“Can you find the wolves in this picture?”
Martin Scorsese’s latest film, “Killers of the Flower Moon,” focuses on the true story of more than 60 murders which took place in the Osage nation in the 1920s. It lifts a veil on American history that has historically concealed colonial violence in Native American communities as a natural process of integration and white dominance. The narrative’s trueness to the real events and care with which Scorsese handled the storytelling make the film compelling.
In an interview with Time, Scorsese said he “realized [he] was making a movie about all the White guys” in his original script. “I was taking the approach from the outside in, which concerned me.” Scorsese then pivoted, focusing his story more on the poisoned love story between Mollie, played by Lily Gladstone, and Ernest Burkhart, played by Leonardo DiCaprio.
Scorsese turned to descendants of the victims and Osage consultants to ensure the narrative’s authenticity to both history and Osage culture. Language consultant Christopher Côté remarked to the Hollywood Reporter, “as an Osage, I really wanted this to be from the perspective of Mollie and what her family experienced… But I think it would take an Osage to do that.” Nevertheless, Scorsese “did a great job representing [the Osage] people.”
“Killers of the Flower Moon” is originally a book written by David Grann, framed as a “whodunit” mystery which prioritizes the FBI’s investigation of the murders. Scorsese’s film, in contrast, focuses on the Osage people and ruminates on Ernest Burkhart’s descent into evil as he becomes a perpetrator of Osage violence. Scorsese is concerned with the systemic reasons for the murders over revealing a sole culprit for shock value.
In 1906, a statute ensured that all mineral resources on Osage land would lawfully belong to Osage citizens. Profits from oil were divided up into equal shares called “headrights,” making the Osage nation very wealthy. “Killers of the Flower Moon” examines the true story of violence that rose out of white entitlement to this wealth.
Leonardo DiCaprio portrays a man returning from war who mindlessly moves into the Osage nation in which his uncle, William Hale lives. Hale is played by Robert De Niro, a white man greatly valued by the Osage people for contributing money to infrastructure and offering advice to the citizens. De Niro’s character assures Ernest that if he marries an Osage woman, they can profit from her family’s headrights; in a mixture of Ernest’s money-loving spirit and a “love” for Mollie, Ernest does just that.
There is no sympathy for the way Ernest is manipulated by mastermind William Hale into becoming a tool of the Osage nation’s brutal undoing. Scorsese doesn’t ask why people do evil things, he plainly depicts a story where evil just happens. Mollie and her family become an unfortunate casualty of Hale’s master plan – their lack of humanity in the eyes of Ernest and Hale make the numerous deaths negligible.

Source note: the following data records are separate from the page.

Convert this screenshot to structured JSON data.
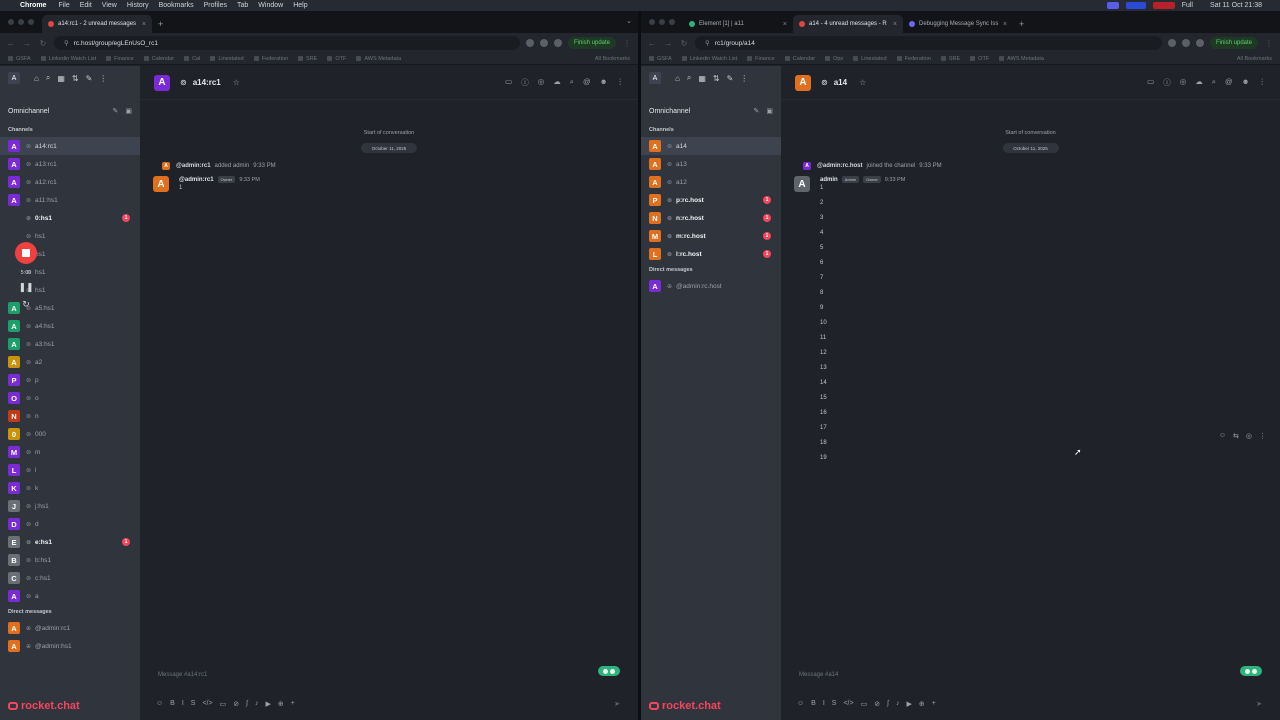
{
  "menubar": {
    "apple": "",
    "app": "Chrome",
    "items": [
      "File",
      "Edit",
      "View",
      "History",
      "Bookmarks",
      "Profiles",
      "Tab",
      "Window",
      "Help"
    ],
    "battery": "Full",
    "clock": "Sat 11 Oct  21:38"
  },
  "left": {
    "tabs": [
      {
        "label": "a14:rc1 - 2 unread messages",
        "active": true
      }
    ],
    "url": "rc.host/group/egLEnUsO_rc1",
    "update_label": "Finish update",
    "bookmarks": [
      "GSFA",
      "Linkedin Watch List",
      "Finance",
      "Calendar",
      "Cal",
      "Linestated",
      "Federation",
      "SRE",
      "OTF",
      "AWS Metadata"
    ],
    "all_bookmarks": "All Bookmarks",
    "sidebar": {
      "me_initial": "A",
      "omnichannel": "Omnichannel",
      "channels_header": "Channels",
      "dm_header": "Direct messages",
      "channels": [
        {
          "initial": "A",
          "color": "#7a2bd6",
          "name": "a14:rc1",
          "selected": true,
          "unread": false,
          "badge": ""
        },
        {
          "initial": "A",
          "color": "#7a2bd6",
          "name": "a13:rc1",
          "selected": false,
          "unread": false,
          "badge": ""
        },
        {
          "initial": "A",
          "color": "#7a2bd6",
          "name": "a12:rc1",
          "selected": false,
          "unread": false,
          "badge": ""
        },
        {
          "initial": "A",
          "color": "#7a2bd6",
          "name": "a11:hs1",
          "selected": false,
          "unread": false,
          "badge": ""
        },
        {
          "initial": "",
          "color": "#2f343d",
          "name": "0:hs1",
          "selected": false,
          "unread": true,
          "badge": "1"
        },
        {
          "initial": "",
          "color": "#2f343d",
          "name": "hs1",
          "selected": false,
          "unread": false,
          "badge": ""
        },
        {
          "initial": "",
          "color": "#2f343d",
          "name": "hs1",
          "selected": false,
          "unread": false,
          "badge": ""
        },
        {
          "initial": "",
          "color": "#2f343d",
          "name": "hs1",
          "selected": false,
          "unread": false,
          "badge": ""
        },
        {
          "initial": "",
          "color": "#2f343d",
          "name": "hs1",
          "selected": false,
          "unread": false,
          "badge": ""
        },
        {
          "initial": "A",
          "color": "#1d9f6c",
          "name": "a5:hs1",
          "selected": false,
          "unread": false,
          "badge": ""
        },
        {
          "initial": "A",
          "color": "#1d9f6c",
          "name": "a4:hs1",
          "selected": false,
          "unread": false,
          "badge": ""
        },
        {
          "initial": "A",
          "color": "#1d9f6c",
          "name": "a3:hs1",
          "selected": false,
          "unread": false,
          "badge": ""
        },
        {
          "initial": "A",
          "color": "#c9940b",
          "name": "a2",
          "selected": false,
          "unread": false,
          "badge": ""
        },
        {
          "initial": "P",
          "color": "#7a2bd6",
          "name": "p",
          "selected": false,
          "unread": false,
          "badge": ""
        },
        {
          "initial": "O",
          "color": "#7a2bd6",
          "name": "o",
          "selected": false,
          "unread": false,
          "badge": ""
        },
        {
          "initial": "N",
          "color": "#c23a16",
          "name": "n",
          "selected": false,
          "unread": false,
          "badge": ""
        },
        {
          "initial": "0",
          "color": "#c9940b",
          "name": "000",
          "selected": false,
          "unread": false,
          "badge": ""
        },
        {
          "initial": "M",
          "color": "#7a2bd6",
          "name": "m",
          "selected": false,
          "unread": false,
          "badge": ""
        },
        {
          "initial": "L",
          "color": "#7a2bd6",
          "name": "l",
          "selected": false,
          "unread": false,
          "badge": ""
        },
        {
          "initial": "K",
          "color": "#7a2bd6",
          "name": "k",
          "selected": false,
          "unread": false,
          "badge": ""
        },
        {
          "initial": "J",
          "color": "#6b6f76",
          "name": "j:hs1",
          "selected": false,
          "unread": false,
          "badge": ""
        },
        {
          "initial": "D",
          "color": "#7a2bd6",
          "name": "d",
          "selected": false,
          "unread": false,
          "badge": ""
        },
        {
          "initial": "E",
          "color": "#6b6f76",
          "name": "e:hs1",
          "selected": false,
          "unread": true,
          "badge": "1"
        },
        {
          "initial": "B",
          "color": "#6b6f76",
          "name": "b:hs1",
          "selected": false,
          "unread": false,
          "badge": ""
        },
        {
          "initial": "C",
          "color": "#6b6f76",
          "name": "c:hs1",
          "selected": false,
          "unread": false,
          "badge": ""
        },
        {
          "initial": "A",
          "color": "#7a2bd6",
          "name": "a",
          "selected": false,
          "unread": false,
          "badge": ""
        }
      ],
      "dms": [
        {
          "initial": "A",
          "color": "#e0701e",
          "name": "@admin:rc1"
        },
        {
          "initial": "A",
          "color": "#e0701e",
          "name": "@admin:hs1"
        }
      ],
      "logo": "rocket.chat"
    },
    "recorder": {
      "time": "5:00"
    },
    "room": {
      "initial": "A",
      "color": "#7a2bd6",
      "title": "a14:rc1",
      "start": "Start of conversation",
      "date": "October 11, 2025",
      "system": {
        "initial": "A",
        "color": "#e0701e",
        "user": "@admin:rc1",
        "text": "added admin",
        "time": "9:33 PM"
      },
      "messages": [
        {
          "initial": "A",
          "color": "#e0701e",
          "user": "@admin:rc1",
          "role": "Owner",
          "time": "9:33 PM",
          "lines": [
            "1"
          ]
        }
      ],
      "composer_placeholder": "Message #a14:rc1"
    }
  },
  "right": {
    "tabs": [
      {
        "label": "Element [1] | a11",
        "active": false,
        "fav": "g"
      },
      {
        "label": "a14 - 4 unread messages - R",
        "active": true,
        "fav": "r"
      },
      {
        "label": "Debugging Message Sync Iss",
        "active": false,
        "fav": "p"
      }
    ],
    "url": "rc1/group/a14",
    "update_label": "Finish update",
    "bookmarks": [
      "GSFA",
      "Linkedin Watch List",
      "Finance",
      "Calendar",
      "Ops",
      "Linestated",
      "Federation",
      "SRE",
      "OTF",
      "AWS Metadata"
    ],
    "all_bookmarks": "All Bookmarks",
    "sidebar": {
      "me_initial": "A",
      "omnichannel": "Omnichannel",
      "channels_header": "Channels",
      "dm_header": "Direct messages",
      "channels": [
        {
          "initial": "A",
          "color": "#e0701e",
          "name": "a14",
          "selected": true,
          "unread": false,
          "badge": ""
        },
        {
          "initial": "A",
          "color": "#e0701e",
          "name": "a13",
          "selected": false,
          "unread": false,
          "badge": ""
        },
        {
          "initial": "A",
          "color": "#e0701e",
          "name": "a12",
          "selected": false,
          "unread": false,
          "badge": ""
        },
        {
          "initial": "P",
          "color": "#e0701e",
          "name": "p:rc.host",
          "selected": false,
          "unread": true,
          "badge": "1"
        },
        {
          "initial": "N",
          "color": "#e0701e",
          "name": "n:rc.host",
          "selected": false,
          "unread": true,
          "badge": "1"
        },
        {
          "initial": "M",
          "color": "#e0701e",
          "name": "m:rc.host",
          "selected": false,
          "unread": true,
          "badge": "1"
        },
        {
          "initial": "L",
          "color": "#e0701e",
          "name": "l:rc.host",
          "selected": false,
          "unread": true,
          "badge": "1"
        }
      ],
      "dms": [
        {
          "initial": "A",
          "color": "#7a2bd6",
          "name": "@admin:rc.host"
        }
      ],
      "logo": "rocket.chat"
    },
    "room": {
      "initial": "A",
      "color": "#e0701e",
      "title": "a14",
      "start": "Start of conversation",
      "date": "October 11, 2025",
      "system": {
        "initial": "A",
        "color": "#7a2bd6",
        "user": "@admin:rc.host",
        "text": "joined the channel",
        "time": "9:33 PM"
      },
      "messages": [
        {
          "initial": "A",
          "color": "#5f636a",
          "user": "admin",
          "role": "Admin",
          "role2": "Owner",
          "time": "9:33 PM",
          "lines": [
            "1",
            "2",
            "3",
            "4",
            "5",
            "6",
            "7",
            "8",
            "9",
            "10",
            "11",
            "12",
            "13",
            "14",
            "15",
            "16",
            "17",
            "18",
            "19"
          ]
        }
      ],
      "composer_placeholder": "Message #a14"
    }
  },
  "icons": {
    "home": "⌂",
    "search": "⌕",
    "directory": "▦",
    "sort": "⇅",
    "edit": "✎",
    "kebab": "⋮",
    "star": "☆",
    "info": "ⓘ",
    "threads": "◎",
    "discussion": "☁",
    "mention": "@",
    "members": "☻",
    "call": "▭",
    "emoji": "☺",
    "bold": "B",
    "italic": "I",
    "strike": "S",
    "code": "</>",
    "codeblock": "▭",
    "link": "⊘",
    "formula": "∫",
    "mic": "♪",
    "video": "▶",
    "attach": "⊕",
    "plus": "+",
    "send": "➤"
  }
}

The rising action in the film lacks the definition and anticipation that would be found in a classic whodunit which is exactly why it is so poignantly tragic. These white men commit absurdly violent murders with such flippancy that the viewer, too, feels the frustrating weight of injustice that characterizes American history.
Injustice is primarily found in the systemic nature of this evil. Osage members were assigned white “guardians” by the U.S. government to oversee how they spent their money. The Osage people’s independence was restricted by a white government who believed them to be too helpless to handle their own money. In the film, the same man assigned as Mollie’s guardian is a court juror, deciding the fate of the men who killed her family.
Lily Gladstone’s Mollie is stoic, calculating. Her performance bounces off of DiCaprio’s carelessness in a way that communicates a sense of power. She says very little, yet her performance is striking. Her sickness that worsens towards the middle of the film is reflective of the poisoned world the white colonizers brought upon her family. Gladstone forcefully depicts a sense of grief and horror at being deceived for so long.
The picture of American history is marred by the wolves who committed the crime of colonization. “Killers of the Flower Moon” reminds us why film as a method of storytelling is vital to our culture and why certain stories must be told.